A groundbreaking technology employing harmless light waves to monitor brain activity in infants has yielded the most comprehensive insights to date regarding brain functions including hearing, vision, and cognitive processing without relying on a conventional brain scanner.
The brain imaging headgear, designed in partnership with UCL spin-out Gowerlabs, revealed surprising activity in the prefrontal cortex—an area essential for processing emotions—in response to social cues. This suggests that infants may begin to understand social interactions as young as five months old.
This new technique can assess neural activity across the entire outer layer of a baby’s brain.

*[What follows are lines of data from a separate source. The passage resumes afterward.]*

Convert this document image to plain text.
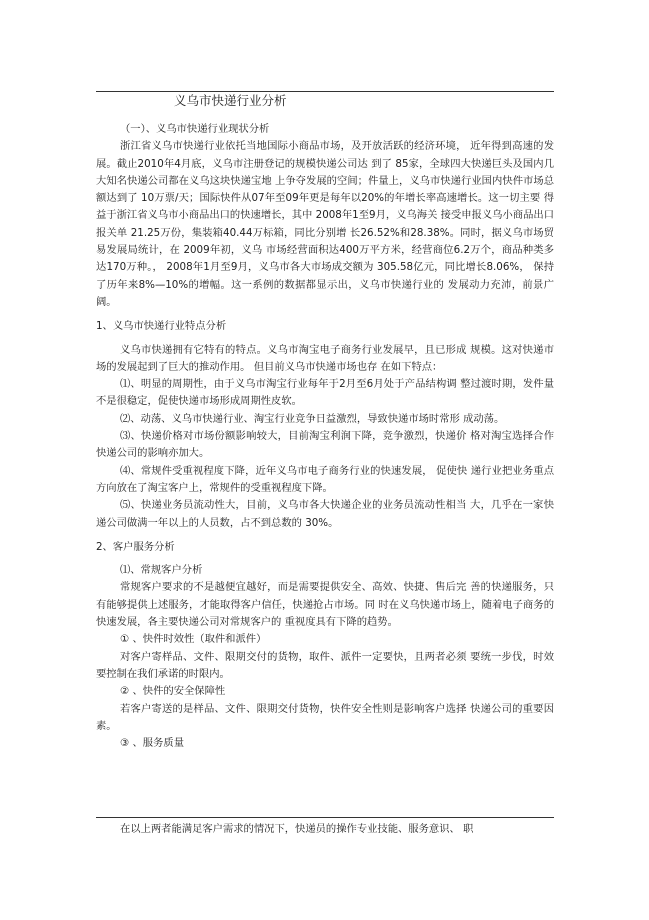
义乌市快递行业分析

（一）、义乌市快递行业现状分析

浙江省义乌市快递行业依托当地国际小商品市场，及开放活跃的经济环境， 近年得到高速的发展。截止2010年4月底，义乌市注册登记的规模快递公司达 到了 85家，全球四大快递巨头及国内几大知名快递公司都在义乌这块快递宝地 上争夺发展的空间；件量上，义乌市快递行业国内快件市场总额达到了 10万票/天；国际快件从07年至09年更是每年以20%的年增长率高速增长。这一切主要 得益于浙江省义乌市小商品出口的快速增长，其中 2008年1至9月，义乌海关 接受申报义乌小商品出口报关单 21.25万份，集装箱40.44万标箱，同比分别增 长26.52%和28.38%。同时，据义乌市场贸易发展局统计，在 2009年初，义乌 市场经营面积达400万平方米，经营商位6.2万个，商品种类多达170万种。， 2008年1月至9月，义乌市各大市场成交额为 305.58亿元，同比增长8.06%， 保持了历年来8%—10%的增幅。这一系例的数据都显示出，义乌市快递行业的 发展动力充沛，前景广阔。

1、义乌市快递行业特点分析

义乌市快递拥有它特有的特点。义乌市淘宝电子商务行业发展早，且已形成 规模。这对快递市场的发展起到了巨大的推动作用。 但目前义乌市快递市场也存 在如下特点：

⑴、明显的周期性，由于义乌市淘宝行业每年于2月至6月处于产品结构调 整过渡时期，发件量不是很稳定，促使快递市场形成周期性皮软。

⑵、动荡、义乌市快递行业、淘宝行业竞争日益激烈，导致快递市场时常形 成动荡。

⑶、快递价格对市场份额影响较大，目前淘宝利润下降，竞争激烈，快递价 格对淘宝选择合作快递公司的影响亦加大。

⑷、常规件受重视程度下降，近年义乌市电子商务行业的快速发展， 促使快 递行业把业务重点方向放在了淘宝客户上，常规件的受重视程度下降。

⑸、快递业务员流动性大，目前，义乌市各大快递企业的业务员流动性相当 大，几乎在一家快递公司做满一年以上的人员数，占不到总数的 30%。

2、客户服务分析

⑴、常规客户分析

常规客户要求的不是越便宜越好，而是需要提供安全、高效、快捷、售后完 善的快递服务，只有能够提供上述服务，才能取得客户信任，快递抢占市场。同 时在义乌快递市场上，随着电子商务的快速发展，各主要快递公司对常规客户的 重视度具有下降的趋势。

① 、快件时效性（取件和派件）

对客户寄样品、文件、限期交付的货物，取件、派件一定要快，且两者必须 要统一步伐，时效要控制在我们承诺的时限内。

② 、快件的安全保障性

若客户寄送的是样品、文件、限期交付货物，快件安全性则是影响客户选择 快递公司的重要因素。

③ 、服务质量

在以上两者能满足客户需求的情况下，快递员的操作专业技能、服务意识、 职
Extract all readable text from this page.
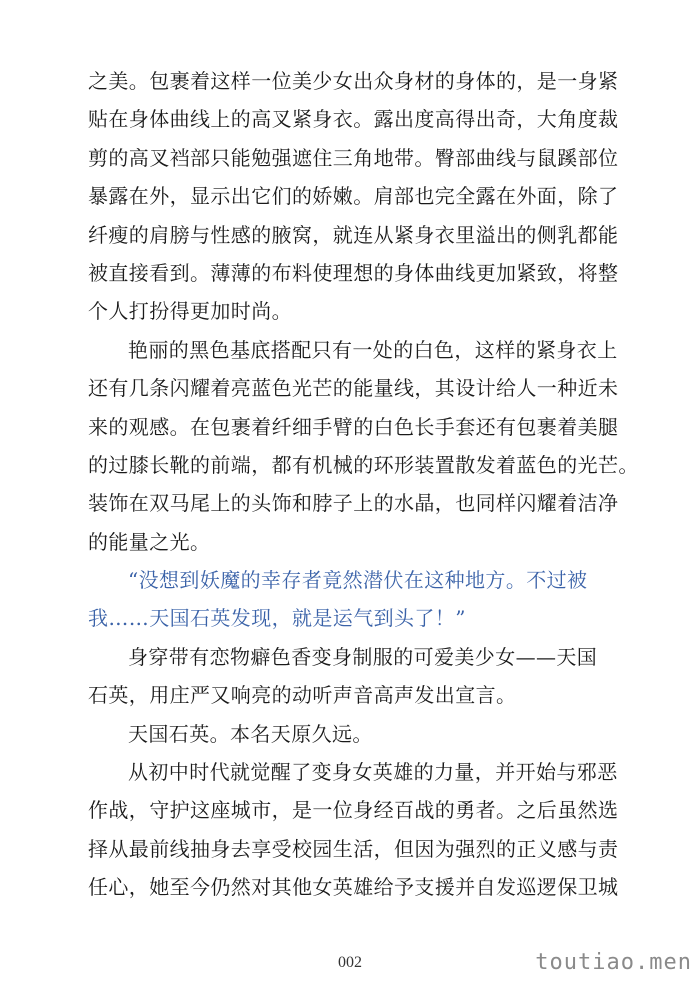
之美。包裹着这样一位美少女出众身材的身体的，是一身紧
贴在身体曲线上的高叉紧身衣。露出度高得出奇，大角度裁
剪的高叉裆部只能勉强遮住三角地带。臀部曲线与鼠蹊部位
暴露在外，显示出它们的娇嫩。肩部也完全露在外面，除了
纤瘦的肩膀与性感的腋窝，就连从紧身衣里溢出的侧乳都能
被直接看到。薄薄的布料使理想的身体曲线更加紧致，将整
个人打扮得更加时尚。
艳丽的黑色基底搭配只有一处的白色，这样的紧身衣上
还有几条闪耀着亮蓝色光芒的能量线，其设计给人一种近未
来的观感。在包裹着纤细手臂的白色长手套还有包裹着美腿
的过膝长靴的前端，都有机械的环形装置散发着蓝色的光芒。
装饰在双马尾上的头饰和脖子上的水晶，也同样闪耀着洁净
的能量之光。
“没想到妖魔的幸存者竟然潜伏在这种地方。不过被
我……天国石英发现，就是运气到头了！”
身穿带有恋物癖色香变身制服的可爱美少女——天国
石英，用庄严又响亮的动听声音高声发出宣言。
天国石英。本名天原久远。
从初中时代就觉醒了变身女英雄的力量，并开始与邪恶
作战，守护这座城市，是一位身经百战的勇者。之后虽然选
择从最前线抽身去享受校园生活，但因为强烈的正义感与责
任心，她至今仍然对其他女英雄给予支援并自发巡逻保卫城
002	toutiao.men
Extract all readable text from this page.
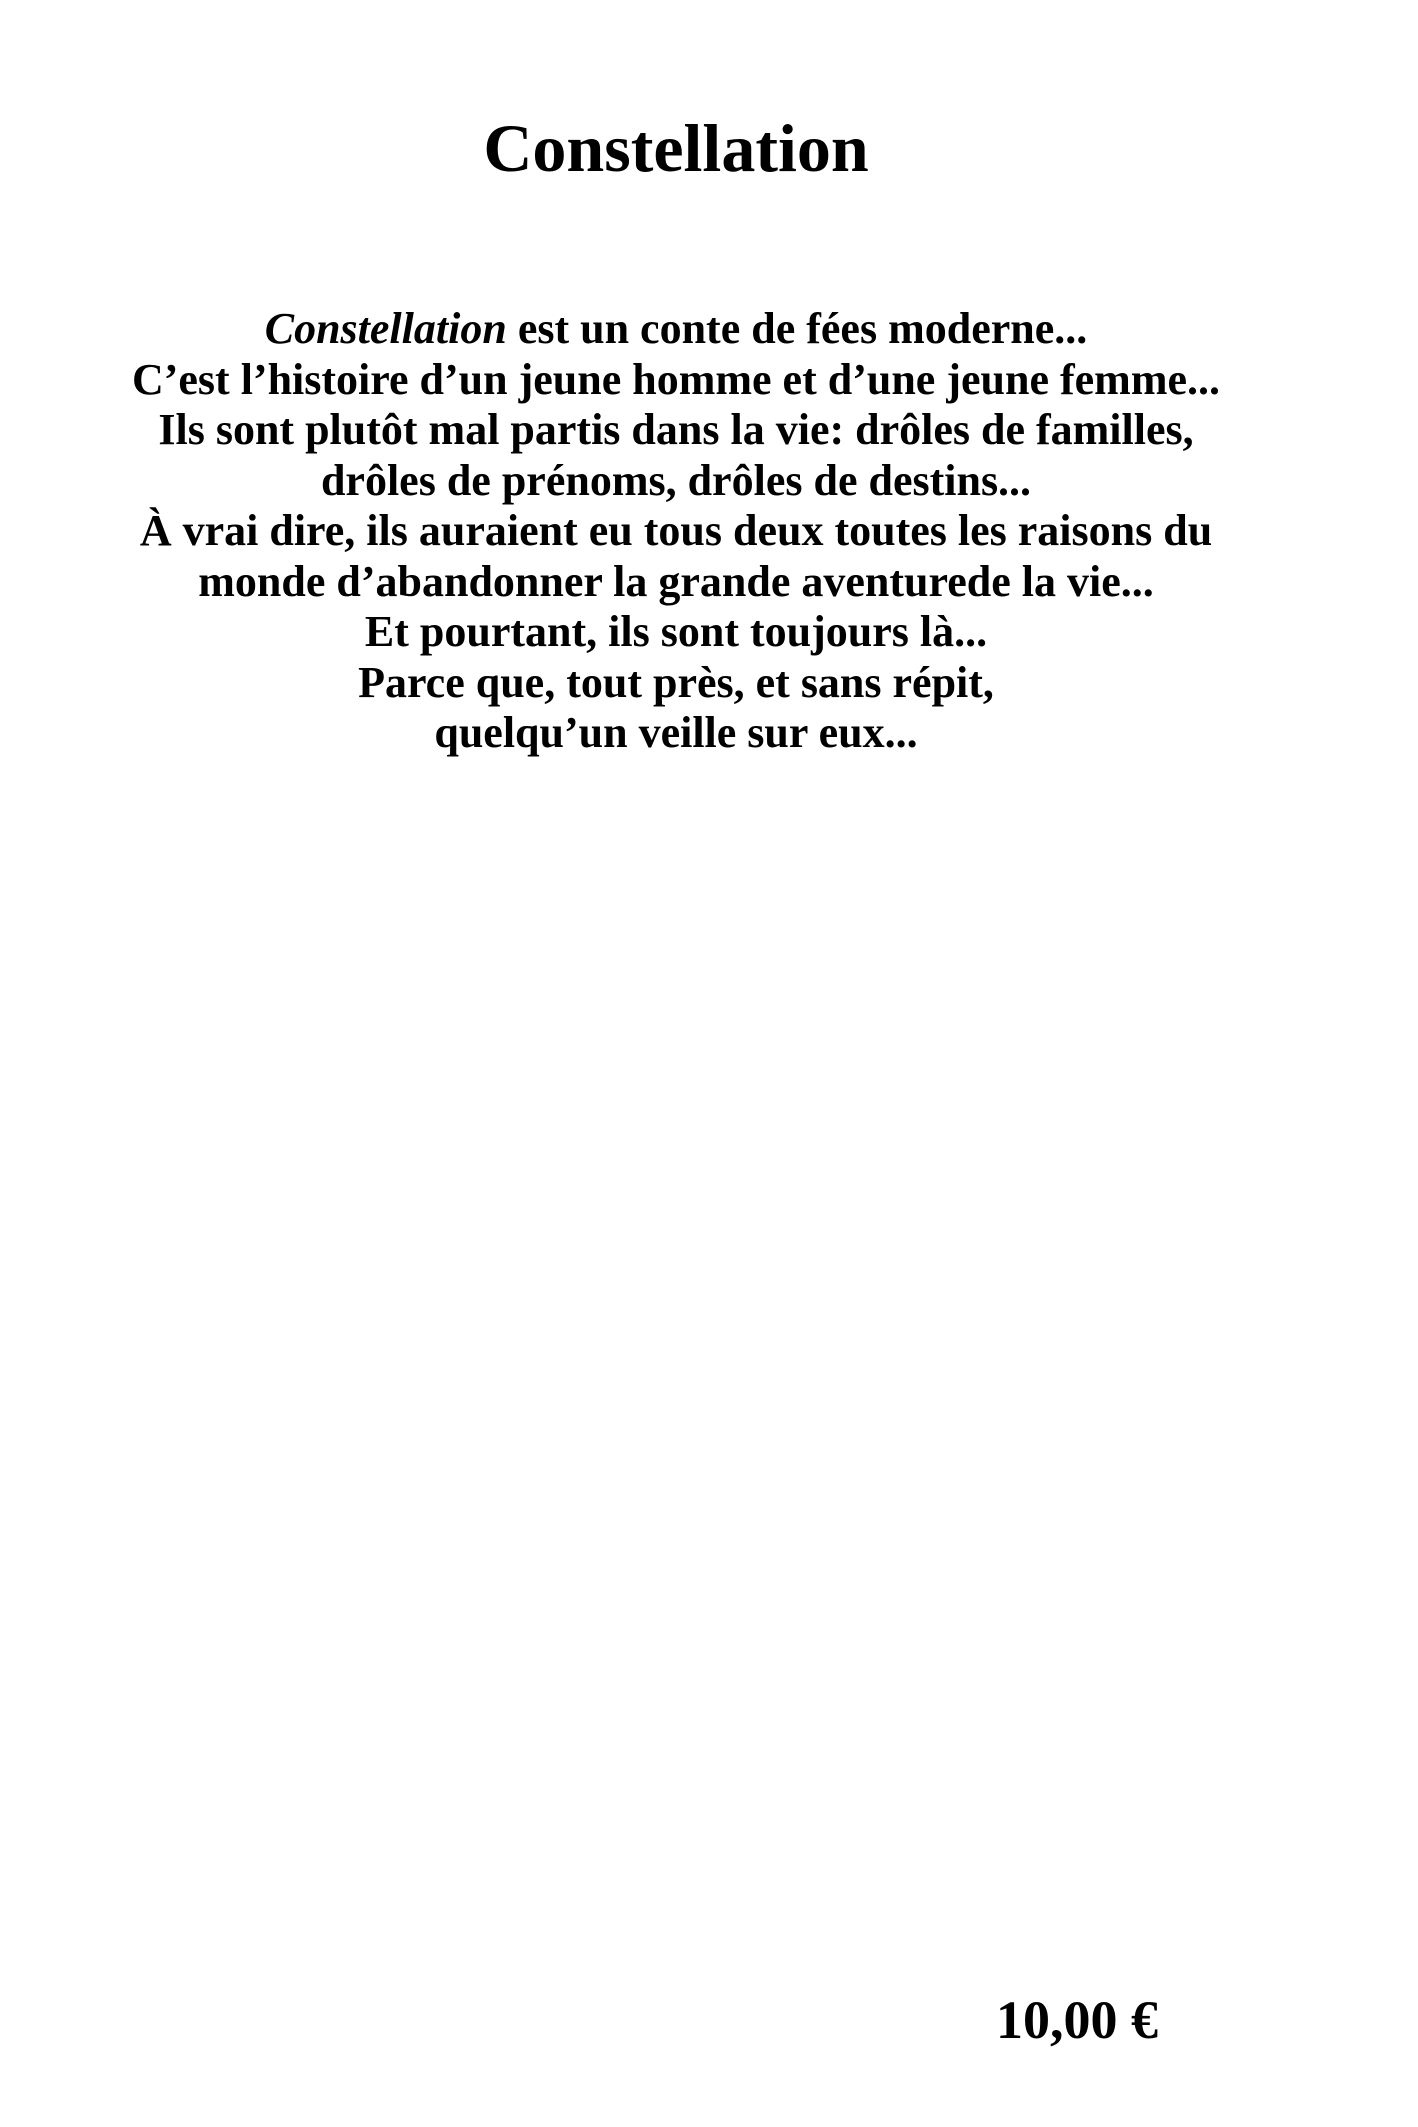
Constellation
Constellation est un conte de fées moderne...
C’est l’histoire d’un jeune homme et d’une jeune femme...
Ils sont plutôt mal partis dans la vie: drôles de familles,
drôles de prénoms, drôles de destins...
À vrai dire, ils auraient eu tous deux toutes les raisons du
monde d’abandonner la grande aventurede la vie...
Et pourtant, ils sont toujours là...
Parce que, tout près, et sans répit,
quelqu’un veille sur eux...
10,00 €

In contrast, an earlier version from the same research group was only capable of monitoring one or two regions at a time.
Researchers believe this innovation could facilitate mapping connections between various brain areas, helping to differentiate between typical and atypical neurodevelopment during critical childhood stages and providing insights into neurodiverse conditions such as autism, dyslexia, and ADHD.
The findings from this new device and initial tests are detailed in a study published in Imaging Neuroscience, which was shared at the British Science Festival on Saturday, September 14.
Dr. Liam Collins-Jones, the lead author from UCL Medical Physics & Biomedical Engineering and the University of Cambridge, stated: “We previously created a wearable imaging method that focused on activity in specific brain regions solely.
“This limited our ability to gain an overall understanding because we could only concentrate on isolated areas, whereas, in reality, different brain regions collaboratively function in real-life scenarios.
“The new approach enables us to monitor activity across the entire outer brain surface beneath the scalp, marking significant progress. It opens up avenues for recognizing interactions between various regions and identifying activity in areas we may not have previously considered.
“A more holistic view of brain activity can deepen our understanding of how an infant’s brain operates in relation to its environment, which may help us enhance support for neurodiverse children from an early age.”
Professor Emily Jones, a co-author from Birkbeck, University of London, remarked: “For the first time, we have measured activity differences across such a broad area of an infant’s brain using a wearable device, including areas linked to sound, vision, and emotional processing.
“The technology developed through this study serves as a foundation for better understanding the brain processes behind social development, which we’ve been unable to observe previously, except under the restrictive conditions of MRI scanners.
“With this advancement, we should be able to witness what’s happening in babies’ brains as they play, learn, and engage with others in a more organic manner.”
The device was tested on sixteen infants aged between five to seven months. While wearing the device, the infants sat on their parents’ laps and watched videos of actors singing nursery rhymes to simulate social interaction, as well as videos of moving toys, such as a ball rolling down a ramp, to represent a non-social scenario.
The researchers noted variations in brain activity between the two contexts. Along with the surprising findings in the prefrontal cortex in relation to social cues, they found that brain activity was more concentrated in social scenarios compared to non-social ones, corroborating previous results from optical neuroimaging and MRI studies.
The most effective current means to observe brain activity is through magnetic resonance imaging (MRI), which typically requires subjects to remain extremely still inside the scanner for potentially over 30 minutes.
However, the limitation of this method is its difficulty in replicating natural interactions, such as engaging with another person or completing a task, especially for infants, who often need to be asleep or restrained to successfully capture their brain activity using MRI.
To address this issue, this team of researchers has recently utilized a form of optical neuroimaging named high-density diffuse optical tomography (HD-DOT) to create wearable devices that can study brain activity in a more naturalistic setting. Moreover, this technology is also less expensive and more portable than MRI.
In this study, they introduced an HD-DOT optical neuroimaging technique capable of scanning the entire head of an infant.
The device utilized was modified from a commercial system developed by Gowerlabs, a UCL spin-out company established in 2013 by researchers from UCL’s Biomedical Optics Research Laboratory.
Dr. Rob Cooper, a senior author from UCL Medical Physics & Biomedical Engineering, commented: “This device exemplifies the synergy between academic research and commercial technology advancements.
“The enduring collaboration between UCL and Gowerlabs, along with our academic partners, has been crucial for the progress of wearable HD-DOT technology.”